Come mi faccio citare da ChatGPT?

Rendi il tuo contenuto facile da trovare, interpretare e citare: scrivi answer-first con heading che sono domande vere, aggiungi dati strutturati (Organization, Article, FAQPage), ammetti GPTBot nel tuo robots.txt e tieni i contenuti freschi. Nessun metodo garantisce una citazione, ma accumulare questi segnali migliora sensibilmente le tue probabilità.

Perché il mio sito non compare nelle risposte AI?

Di solito perché i crawler AI sono bloccati, il tuo contenuto non è strutturato per l'estrazione, il tuo sito non segnala con chiarezza la propria identità, oppure una fonte più forte risponde meglio alla domanda. Può anche essere che il motore semplicemente non ti abbia ancora indicizzato. Nella maggior parte dei casi sono diversi problemi piccoli e risolvibili sommati insieme.

Come posso verificare se vengo citato dall'AI?

A mano, ponendo a ogni motore le domande che pone il tuo pubblico e cercando il tuo sito.
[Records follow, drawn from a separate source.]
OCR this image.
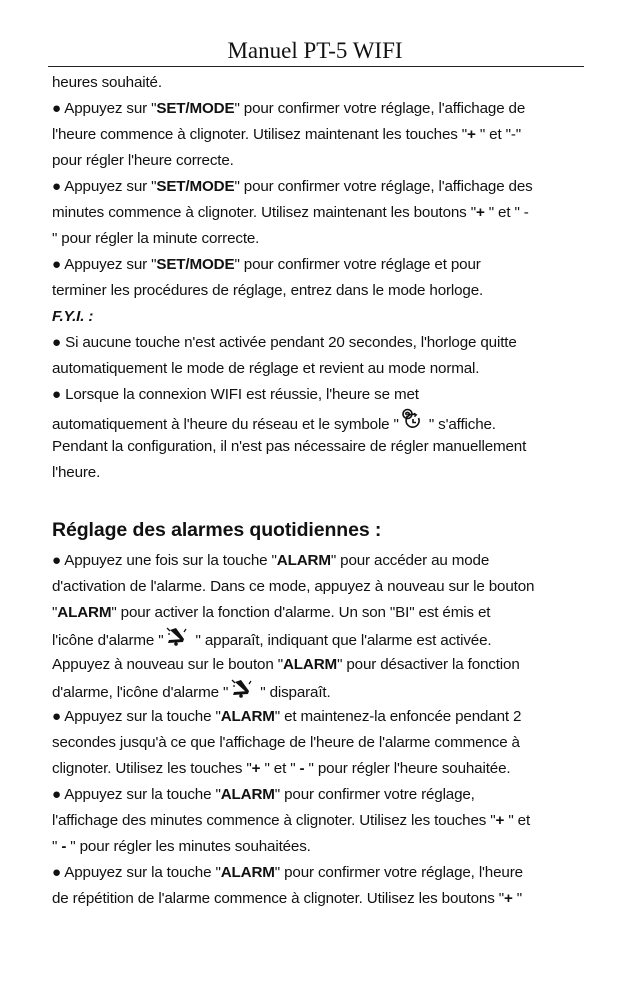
Manuel PT-5 WIFI
heures souhaité.
● Appuyez sur "SET/MODE" pour confirmer votre réglage, l'affichage de
l'heure commence à clignoter. Utilisez maintenant les touches "+ " et "-"
pour régler l'heure correcte.
● Appuyez sur "SET/MODE" pour confirmer votre réglage, l'affichage des
minutes commence à clignoter. Utilisez maintenant les boutons "+ " et " -
" pour régler la minute correcte.
● Appuyez sur "SET/MODE" pour confirmer votre réglage et pour
terminer les procédures de réglage, entrez dans le mode horloge.
F.Y.I. :
● Si aucune touche n'est activée pendant 20 secondes, l'horloge quitte
automatiquement le mode de réglage et revient au mode normal.
● Lorsque la connexion WIFI est réussie, l'heure se met
automatiquement à l'heure du réseau et le symbole " " s'affiche.
Pendant la configuration, il n'est pas nécessaire de régler manuellement
l'heure.
Réglage des alarmes quotidiennes :
● Appuyez une fois sur la touche "ALARM" pour accéder au mode
d'activation de l'alarme. Dans ce mode, appuyez à nouveau sur le bouton
"ALARM" pour activer la fonction d'alarme. Un son "BI" est émis et
l'icône d'alarme " " apparaît, indiquant que l'alarme est activée.
Appuyez à nouveau sur le bouton "ALARM" pour désactiver la fonction
d'alarme, l'icône d'alarme " " disparaît.
● Appuyez sur la touche "ALARM" et maintenez-la enfoncée pendant 2
secondes jusqu'à ce que l'affichage de l'heure de l'alarme commence à
clignoter. Utilisez les touches "+ " et " - " pour régler l'heure souhaitée.
● Appuyez sur la touche "ALARM" pour confirmer votre réglage,
l'affichage des minutes commence à clignoter. Utilisez les touches "+ " et
" - " pour régler les minutes souhaitées.
● Appuyez sur la touche "ALARM" pour confirmer votre réglage, l'heure
de répétition de l'alarme commence à clignoter. Utilisez les boutons "+ "
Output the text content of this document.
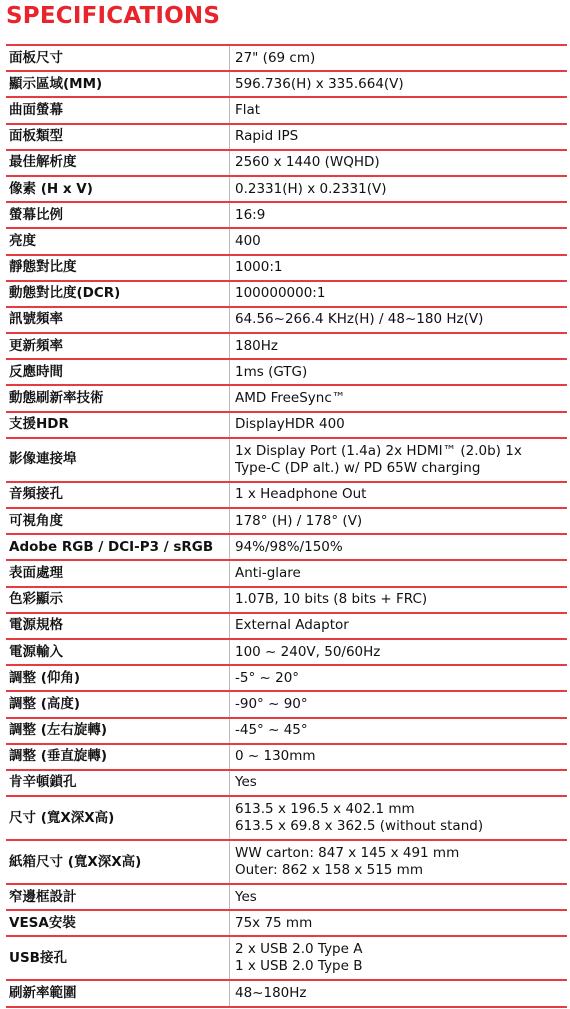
SPECIFICATIONS
面板尺寸	27" (69 cm)
顯示區域(MM)	596.736(H) x 335.664(V)
曲面螢幕	Flat
面板類型	Rapid IPS
最佳解析度	2560 x 1440 (WQHD)
像素 (H x V)	0.2331(H) x 0.2331(V)
螢幕比例	16:9
亮度	400
靜態對比度	1000:1
動態對比度(DCR)	100000000:1
訊號頻率	64.56~266.4 KHz(H) / 48~180 Hz(V)
更新頻率	180Hz
反應時間	1ms (GTG)
動態刷新率技術	AMD FreeSync™
支援HDR	DisplayHDR 400
影像連接埠	1x Display Port (1.4a) 2x HDMI™ (2.0b) 1x
Type-C (DP alt.) w/ PD 65W charging
音頻接孔	1 x Headphone Out
可視角度	178° (H) / 178° (V)
Adobe RGB / DCI-P3 / sRGB	94%/98%/150%
表面處理	Anti-glare
色彩顯示	1.07B, 10 bits (8 bits + FRC)
電源規格	External Adaptor
電源輸入	100 ~ 240V, 50/60Hz
調整 (仰角)	-5° ~ 20°
調整 (高度)	-90° ~ 90°
調整 (左右旋轉)	-45° ~ 45°
調整 (垂直旋轉)	0 ~ 130mm
肯辛頓鎖孔	Yes
尺寸 (寬X深X高)	613.5 x 196.5 x 402.1 mm
613.5 x 69.8 x 362.5 (without stand)
紙箱尺寸 (寬X深X高)	WW carton: 847 x 145 x 491 mm
Outer: 862 x 158 x 515 mm
窄邊框設計	Yes
VESA安裝	75x 75 mm
USB接孔	2 x USB 2.0 Type A
1 x USB 2.0 Type B
刷新率範圍	48~180Hz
Per tracciarlo in modo sistematico nel tempo ti serve il monitoraggio — o una piattaforma SaaS GEO enterprise (di solito 89–499 $/mese) o un plugin WordPress come GEO Suite Pro, che verifica la tua visibilità AI da dentro il tuo stesso sito.
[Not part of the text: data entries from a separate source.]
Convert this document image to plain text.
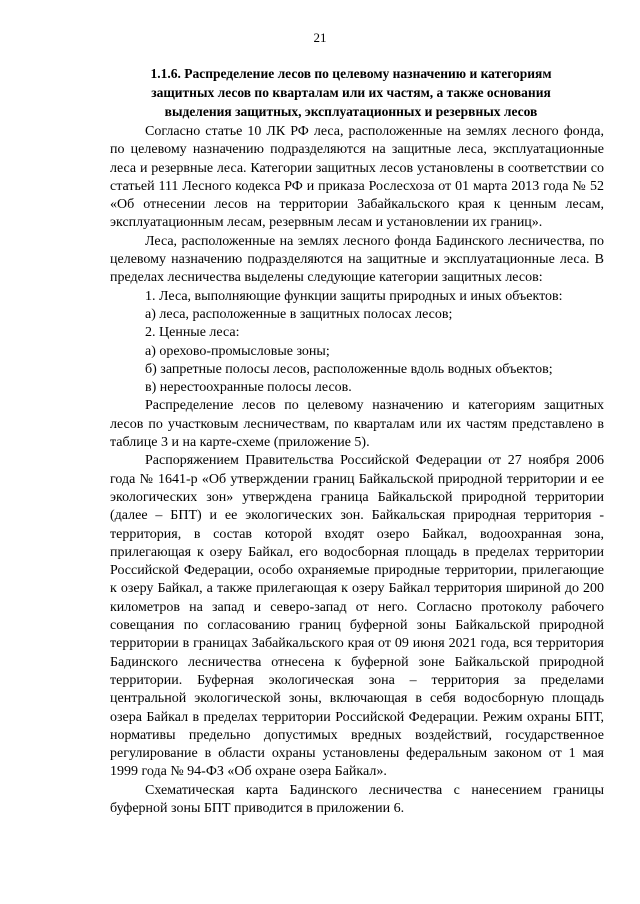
21
1.1.6. Распределение лесов по целевому назначению и категориям
защитных лесов по кварталам или их частям, а также основания
выделения защитных, эксплуатационных и резервных лесов

Согласно статье 10 ЛК РФ леса, расположенные на землях лесного фонда, по целевому назначению подразделяются на защитные леса, эксплуатационные леса и резервные леса. Категории защитных лесов установлены в соответствии со статьей 111 Лесного кодекса РФ и приказа Рослесхоза от 01 марта 2013 года № 52 «Об отнесении лесов на территории Забайкальского края к ценным лесам, эксплуатационным лесам, резервным лесам и установлении их границ».

Леса, расположенные на землях лесного фонда Бадинского лесничества, по целевому назначению подразделяются на защитные и эксплуатационные леса. В пределах лесничества выделены следующие категории защитных лесов:

1. Леса, выполняющие функции защиты природных и иных объектов:

а) леса, расположенные в защитных полосах лесов;

2. Ценные леса:

а) орехово-промысловые зоны;

б) запретные полосы лесов, расположенные вдоль водных объектов;

в) нерестоохранные полосы лесов.

Распределение лесов по целевому назначению и категориям защитных лесов по участковым лесничествам, по кварталам или их частям представлено в таблице 3 и на карте-схеме (приложение 5).

Распоряжением Правительства Российской Федерации от 27 ноября 2006 года № 1641-р «Об утверждении границ Байкальской природной территории и ее экологических зон» утверждена граница Байкальской природной территории (далее – БПТ) и ее экологических зон. Байкальская природная территория - территория, в состав которой входят озеро Байкал, водоохранная зона, прилегающая к озеру Байкал, его водосборная площадь в пределах территории Российской Федерации, особо охраняемые природные территории, прилегающие к озеру Байкал, а также прилегающая к озеру Байкал территория шириной до 200 километров на запад и северо-запад от него. Согласно протоколу рабочего совещания по согласованию границ буферной зоны Байкальской природной территории в границах Забайкальского края от 09 июня 2021 года, вся территория Бадинского лесничества отнесена к буферной зоне Байкальской природной территории. Буферная экологическая зона – территория за пределами центральной экологической зоны, включающая в себя водосборную площадь озера Байкал в пределах территории Российской Федерации. Режим охраны БПТ, нормативы предельно допустимых вредных воздействий, государственное регулирование в области охраны установлены федеральным законом от 1 мая 1999 года № 94-ФЗ «Об охране озера Байкал».

Схематическая карта Бадинского лесничества с нанесением границы буферной зоны БПТ приводится в приложении 6.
Farsi citare dall'AI è la stessa cosa che posizionarsi su Google?

Collegate ma non identiche. La SEO classica ti fa indicizzare e posizionare; la citazione AI aggiunge un secondo standard — la tua risposta deve essere citabile, autoconclusiva e facile da estrarre. Una buona SEO aiuta, ma sono la struttura answer-first e uno schema pulito a spingerti da "posizionato" a "citato".

Il markup schema mi fa citare dall'AI?

Aiuta. I dati strutturati dicono ai motori cos'è il tuo contenuto e chi lo ha pubblicato, riducendo l'ambiguità che li porta a saltare una fonte. Lo schema FAQPage gli dà domande e risposte pronte da citare; lo schema di entità (Organization, Person con sameAs) lega il tuo contenuto a un'identità affidabile. È un forte segnale di supporto, non una garanzia a sé.
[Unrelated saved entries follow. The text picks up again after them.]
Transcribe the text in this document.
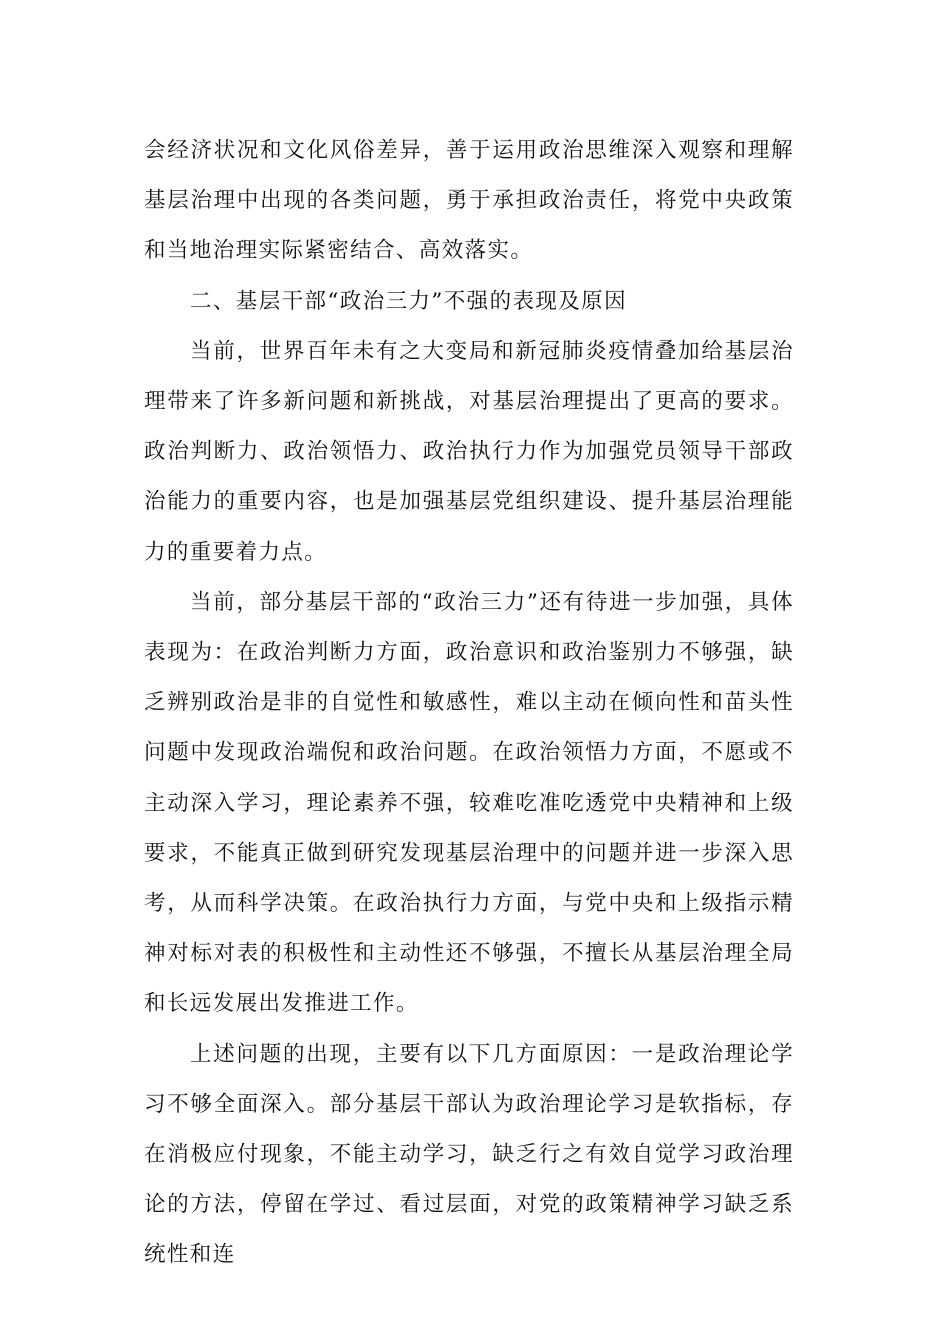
会经济状况和文化风俗差异，善于运用政治思维深入观察和理解基层治理中出现的各类问题，勇于承担政治责任，将党中央政策和当地治理实际紧密结合、高效落实。

二、基层干部“政治三力”不强的表现及原因

当前，世界百年未有之大变局和新冠肺炎疫情叠加给基层治理带来了许多新问题和新挑战，对基层治理提出了更高的要求。政治判断力、政治领悟力、政治执行力作为加强党员领导干部政治能力的重要内容，也是加强基层党组织建设、提升基层治理能力的重要着力点。

当前，部分基层干部的“政治三力”还有待进一步加强，具体表现为：在政治判断力方面，政治意识和政治鉴别力不够强，缺乏辨别政治是非的自觉性和敏感性，难以主动在倾向性和苗头性问题中发现政治端倪和政治问题。在政治领悟力方面，不愿或不主动深入学习，理论素养不强，较难吃准吃透党中央精神和上级要求，不能真正做到研究发现基层治理中的问题并进一步深入思考，从而科学决策。在政治执行力方面，与党中央和上级指示精神对标对表的积极性和主动性还不够强，不擅长从基层治理全局和长远发展出发推进工作。

上述问题的出现，主要有以下几方面原因：一是政治理论学习不够全面深入。部分基层干部认为政治理论学习是软指标，存在消极应付现象，不能主动学习，缺乏行之有效自觉学习政治理论的方法，停留在学过、看过层面，对党的政策精神学习缺乏系统性和连
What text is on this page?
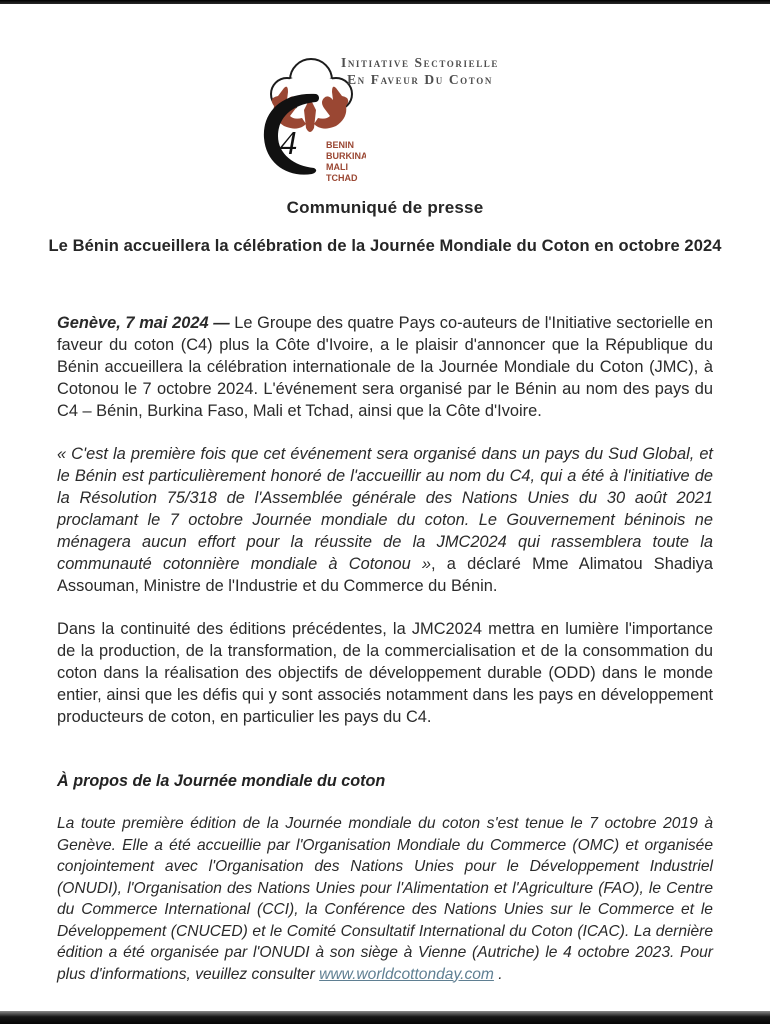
4	BENIN
BURKINA
MALI
TCHAD
Initiative Sectorielle
En Faveur Du Coton
Communiqué de presse
Le Bénin accueillera la célébration de la Journée Mondiale du Coton en octobre 2024

Genève, 7 mai 2024 — Le Groupe des quatre Pays co-auteurs de l'Initiative sectorielle en faveur du coton (C4) plus la Côte d'Ivoire, a le plaisir d'annoncer que la République du Bénin accueillera la célébration internationale de la Journée Mondiale du Coton (JMC), à Cotonou le 7 octobre 2024. L'événement sera organisé par le Bénin au nom des pays du C4 – Bénin, Burkina Faso, Mali et Tchad, ainsi que la Côte d'Ivoire.

« C'est la première fois que cet événement sera organisé dans un pays du Sud Global, et le Bénin est particulièrement honoré de l'accueillir au nom du C4, qui a été à l'initiative de la Résolution 75/318 de l'Assemblée générale des Nations Unies du 30 août 2021 proclamant le 7 octobre Journée mondiale du coton. Le Gouvernement béninois ne ménagera aucun effort pour la réussite de la JMC2024 qui rassemblera toute la communauté cotonnière mondiale à Cotonou », a déclaré Mme Alimatou Shadiya Assouman, Ministre de l'Industrie et du Commerce du Bénin.

Dans la continuité des éditions précédentes, la JMC2024 mettra en lumière l'importance de la production, de la transformation, de la commercialisation et de la consommation du coton dans la réalisation des objectifs de développement durable (ODD) dans le monde entier, ainsi que les défis qui y sont associés notamment dans les pays en développement producteurs de coton, en particulier les pays du C4.

À propos de la Journée mondiale du coton

La toute première édition de la Journée mondiale du coton s'est tenue le 7 octobre 2019 à Genève. Elle a été accueillie par l'Organisation Mondiale du Commerce (OMC) et organisée conjointement avec l'Organisation des Nations Unies pour le Développement Industriel (ONUDI), l'Organisation des Nations Unies pour l'Alimentation et l'Agriculture (FAO), le Centre du Commerce International (CCI), la Conférence des Nations Unies sur le Commerce et le Développement (CNUCED) et le Comité Consultatif International du Coton (ICAC). La dernière édition a été organisée par l'ONUDI à son siège à Vienne (Autriche) le 4 octobre 2023. Pour plus d'informations, veuillez consulter www.worldcottonday.com .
Posso entrare nello specifico negli AI Overviews di Google?

Non c'è un sistema di ranking separato da aggirare — gli AI Overviews attingono dall'indice esistente di Google e dagli stessi segnali di qualità dei risultati classici. Posizionati bene, struttura i contenuti answer-first, aggiungi lo schema FAQ e tieni tutto fresco. Il lavoro che ti aiuta su ChatGPT e Perplexity in gran parte ti aiuta anche negli AI Overviews.